Aku merubah posisiku ke arah dapur untuk mengarahkan Jeremy. Ia mengikuti instruksiku dan dengan cepat ia selesai. Jeremy lalu kembali ke sisiku dan menghela nafasnya. Kemudian ia menatapku seakan ingin mengatakan sesuatu dan aku menunggu ia mengatakannya.     

"Aku harus pergi, Daisy. Apa kamu nggak apa-apa?" tanyanya.     

"Oh, nggak apa-apa. Aku tahu kamu harus kembali bekerja, bukan?"     

Jeremy mengangguk tapi ia tak juga beranjak dari sofa. Malahan ia mencondongkan tubuhnya ke depan dan meraih kedua tanganku dengan perlahan. Sejenak perutku bergejolak meronta. Seperti ada sesuatu yang beterbangan bahagia. Aku terpaku dan terkejut.     

"Daisy, orang itu kamu," katanya singkat.     

"Hah? Apa?"     

"Orang yang kuharap adalah kamu.," katanya mengartikan pembahasan yang kemarin ia katakan padaku. Aku hanya diam dan tak bereaksi apa pun sampai Jeremy berdiri dan aku mengantarnya sampai depan pintu.     

Sebelum Jeremy benar-benar masuk ke mobilnya, ia tersenyum padaku. Lalu mobilnya bergerak menjauh meninggalkan rumah.     

Aku masuk ke dalam rumah dan menghela nafas. Aku tahu kelak akan datang masa seperti ini. Sekuat ia berusaha, pada akhirnya ia juga akan menyatakannya. Aku sendiri belum tahu apa yang harus kulakukan karena memang aku tidak berpikir untuk kembali secepat itu dengannya.     

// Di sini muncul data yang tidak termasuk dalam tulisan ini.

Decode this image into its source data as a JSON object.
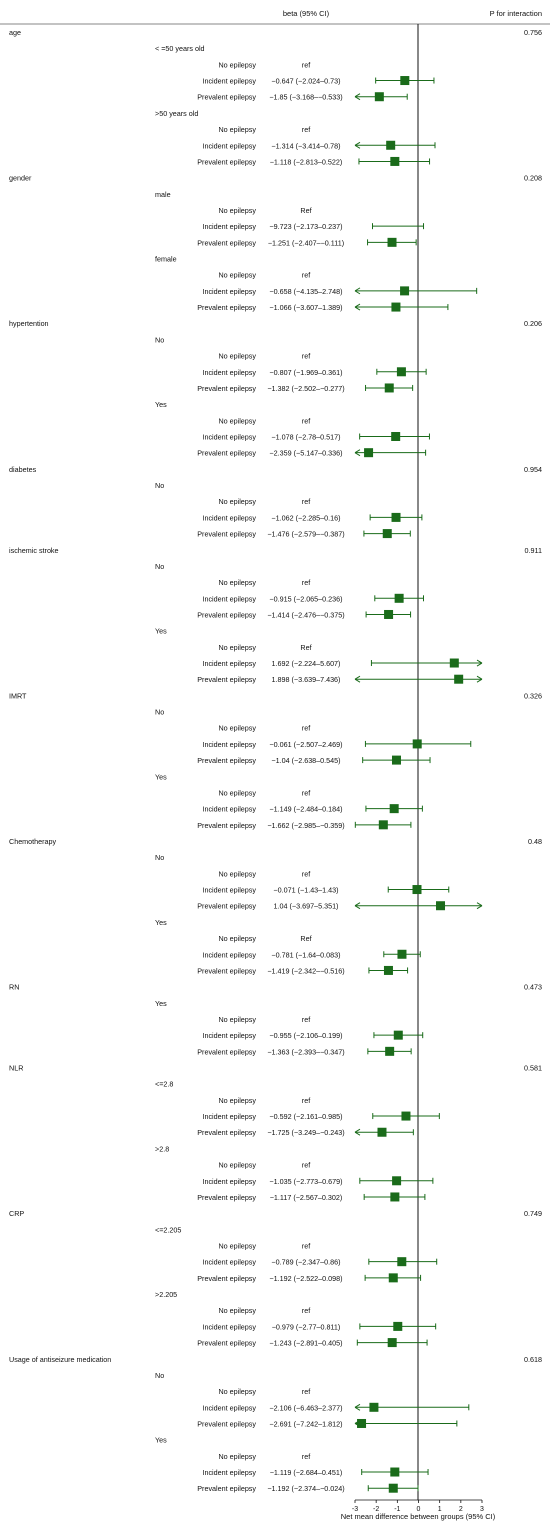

Raja... apa kamu tidak akan hadir ke dalam mimpiku? Apa karena langkahku memberinya kesempatan adalah hal yang membuatmu tenang lantas kamu tidak muncul lagi? Aku butuh kamu mendengarkanku, Raja.     

***     

Jeremy's -     

Sial! Baru saja kau mengatakannya padanya. Dia pasti syok dan tidak menyangka bahwa aku masih menginginkannya. Padahal sebenarnya aku bisa menahannya sedikit lagi. Kenapa juga aku harus terburu-buru? Apa karena munculnya Kayna?     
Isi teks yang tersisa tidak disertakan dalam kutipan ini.